SEYRETTİĞİMİZ ŞEY 1936 BERLİN OLİMPİYATLARI MI
BÜTÜN dünyada en ilgiyle izlediğim spor yazarı olan Simon Kuper’in Financial Times gazetesinin cumartesi ekindeki yazısının başlığı buydu.
Rusya’da bir şehirdeki maçtan ötekine giderken uçakta yanına bir Rus polis memuru oturmuş.
Taşradan Dünya Kupası için görevli olarak Moskova’ya gönderiliyormuş.
Kendi kendine şu soruyu sormuş:
“Bu Dünya Kupası Putin propagandasının baş eseri mi?”
Ama sorduğu asıl irkiltici soru şu:
“Acaba ben bu yıl burada yeni bir 1936 Berlin Olimpiyatları’nı mı izliyorum...”
Hitler 1936 olimpiyatlarında en solcu gazetecileri bile etkilemişti...
Ve bu, insanlığın başına gelebilecek en insanlık dışı savaştan sadece 3 yıl önceydi.

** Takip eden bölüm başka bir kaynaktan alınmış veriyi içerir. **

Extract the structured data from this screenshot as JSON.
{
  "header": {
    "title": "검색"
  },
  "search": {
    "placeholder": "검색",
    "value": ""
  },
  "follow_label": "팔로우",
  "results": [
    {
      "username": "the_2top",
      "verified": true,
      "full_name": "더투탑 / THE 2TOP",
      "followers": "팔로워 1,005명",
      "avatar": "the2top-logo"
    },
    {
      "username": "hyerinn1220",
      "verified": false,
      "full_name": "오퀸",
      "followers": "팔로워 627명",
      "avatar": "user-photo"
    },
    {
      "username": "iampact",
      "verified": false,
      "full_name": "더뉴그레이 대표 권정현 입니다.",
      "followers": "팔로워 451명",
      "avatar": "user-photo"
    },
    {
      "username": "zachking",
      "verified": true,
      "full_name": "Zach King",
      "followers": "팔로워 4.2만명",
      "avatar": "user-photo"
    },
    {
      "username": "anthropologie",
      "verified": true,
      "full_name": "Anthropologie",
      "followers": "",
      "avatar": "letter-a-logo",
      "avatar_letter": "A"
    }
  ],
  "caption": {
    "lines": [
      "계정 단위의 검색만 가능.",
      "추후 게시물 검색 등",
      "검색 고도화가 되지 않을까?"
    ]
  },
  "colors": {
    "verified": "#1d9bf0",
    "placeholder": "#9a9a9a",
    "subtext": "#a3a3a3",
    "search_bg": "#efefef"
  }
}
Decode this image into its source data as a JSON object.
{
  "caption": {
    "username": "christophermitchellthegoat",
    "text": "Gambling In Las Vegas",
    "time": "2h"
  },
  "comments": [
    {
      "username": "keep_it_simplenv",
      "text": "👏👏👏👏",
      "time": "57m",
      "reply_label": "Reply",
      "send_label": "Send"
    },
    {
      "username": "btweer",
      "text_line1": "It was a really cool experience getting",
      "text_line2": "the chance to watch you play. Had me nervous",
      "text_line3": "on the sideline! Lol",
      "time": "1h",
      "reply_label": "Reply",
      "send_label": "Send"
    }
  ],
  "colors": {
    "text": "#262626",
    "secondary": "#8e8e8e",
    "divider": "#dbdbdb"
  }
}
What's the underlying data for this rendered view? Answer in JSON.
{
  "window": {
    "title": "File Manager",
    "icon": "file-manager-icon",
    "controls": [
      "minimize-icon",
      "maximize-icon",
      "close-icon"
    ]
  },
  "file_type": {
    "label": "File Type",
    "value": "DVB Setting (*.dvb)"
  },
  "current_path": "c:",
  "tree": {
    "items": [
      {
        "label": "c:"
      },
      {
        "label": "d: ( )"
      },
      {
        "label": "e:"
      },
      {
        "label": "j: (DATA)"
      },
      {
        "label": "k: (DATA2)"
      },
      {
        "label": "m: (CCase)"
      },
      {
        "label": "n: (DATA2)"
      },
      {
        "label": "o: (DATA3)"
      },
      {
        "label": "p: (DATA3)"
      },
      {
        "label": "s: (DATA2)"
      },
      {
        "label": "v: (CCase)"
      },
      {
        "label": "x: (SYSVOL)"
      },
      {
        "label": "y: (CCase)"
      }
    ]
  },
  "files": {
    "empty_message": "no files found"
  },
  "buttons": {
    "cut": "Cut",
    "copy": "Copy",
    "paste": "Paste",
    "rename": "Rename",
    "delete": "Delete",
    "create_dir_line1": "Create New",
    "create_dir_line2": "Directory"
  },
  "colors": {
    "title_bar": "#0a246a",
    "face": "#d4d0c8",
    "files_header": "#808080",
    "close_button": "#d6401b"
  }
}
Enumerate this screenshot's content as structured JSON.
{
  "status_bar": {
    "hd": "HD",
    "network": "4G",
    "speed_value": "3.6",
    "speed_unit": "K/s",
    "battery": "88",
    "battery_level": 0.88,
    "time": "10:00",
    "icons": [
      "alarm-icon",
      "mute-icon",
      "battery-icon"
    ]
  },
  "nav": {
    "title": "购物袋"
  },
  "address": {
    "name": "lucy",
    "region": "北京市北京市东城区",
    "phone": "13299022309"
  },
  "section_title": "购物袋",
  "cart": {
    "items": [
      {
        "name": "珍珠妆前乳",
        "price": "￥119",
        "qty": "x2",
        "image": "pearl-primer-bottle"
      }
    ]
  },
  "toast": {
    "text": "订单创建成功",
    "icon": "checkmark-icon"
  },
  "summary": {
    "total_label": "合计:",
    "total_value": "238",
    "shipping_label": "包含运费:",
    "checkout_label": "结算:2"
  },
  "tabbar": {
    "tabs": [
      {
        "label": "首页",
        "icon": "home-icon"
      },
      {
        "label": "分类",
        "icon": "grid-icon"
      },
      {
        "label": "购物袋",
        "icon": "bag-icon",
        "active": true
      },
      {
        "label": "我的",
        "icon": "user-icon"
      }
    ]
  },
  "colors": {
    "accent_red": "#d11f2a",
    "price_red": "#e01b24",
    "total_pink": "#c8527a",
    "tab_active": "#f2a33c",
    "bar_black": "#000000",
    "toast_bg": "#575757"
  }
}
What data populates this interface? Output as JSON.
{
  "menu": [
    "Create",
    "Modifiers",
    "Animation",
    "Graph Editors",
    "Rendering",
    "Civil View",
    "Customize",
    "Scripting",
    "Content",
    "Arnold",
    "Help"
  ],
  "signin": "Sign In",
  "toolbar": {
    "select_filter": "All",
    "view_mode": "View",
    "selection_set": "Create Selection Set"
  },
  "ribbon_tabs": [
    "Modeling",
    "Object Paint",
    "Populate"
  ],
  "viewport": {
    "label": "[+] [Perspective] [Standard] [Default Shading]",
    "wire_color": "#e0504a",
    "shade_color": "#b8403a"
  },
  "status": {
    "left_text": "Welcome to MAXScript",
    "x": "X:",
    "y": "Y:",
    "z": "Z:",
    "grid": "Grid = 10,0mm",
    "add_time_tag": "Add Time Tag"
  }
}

EN GÜZEL CLAPTON KONSERİ, SANTANA HÂLÂ BÜYÜK
PAZAR günü konserlerinden iki izlenim. m Santana’yı sahnede ilk defa izledim. Gerçekten olağanüstü bir sahne performansı var. Bu adam insanları eğlendirmeyi biliyor.
- Eric Clapton’ı sahnede üçüncü dinleyişim. Bugüne kadarki en iyi konseriydi diyebilirim. Leila ve Tears in Heavens’ı o kadar temiz ve duygulu çaldı ki...
Orkestrasının bütün elemanları harikaydı...
Buraya kadar gelmeye fazlasıyla değdi yani.
UCUZ YERDEN KONSER İZLEMEK DAHA MI İYİ
CUMARTESİ günkü The Cure konseri, biletleri en hızlı tükenen konserdi.
Golden Circle denilen öndeki bölümden bilet bulamadık ve arkalara kaldık.
Ama arkadaki hava çok daha iyiymiş.
Konserde LGBT yürüyüşüne katılanların çoğunlukta olduğu bir bölgedeydik. Yani gökkuşağı renkleri arasında izledik konseri. Ayrıca bu bölgede yaş grubu daha gençti...
Tabii ot tüketimi de yüksekti ve fazlasıyla duman altı olduk.
Konsere gelince...
Başta söyledikleri “Pictures Of You” iyiydi. Ama en merakla beklediğim “Friday I’m in Love” benim için tam bir hayal kırıklığı oldu. Sahne performansı fenaydı yani... Ama The Cure her zaman The Cure...
Allah ömür verirse daha yıllarca gider izlerim.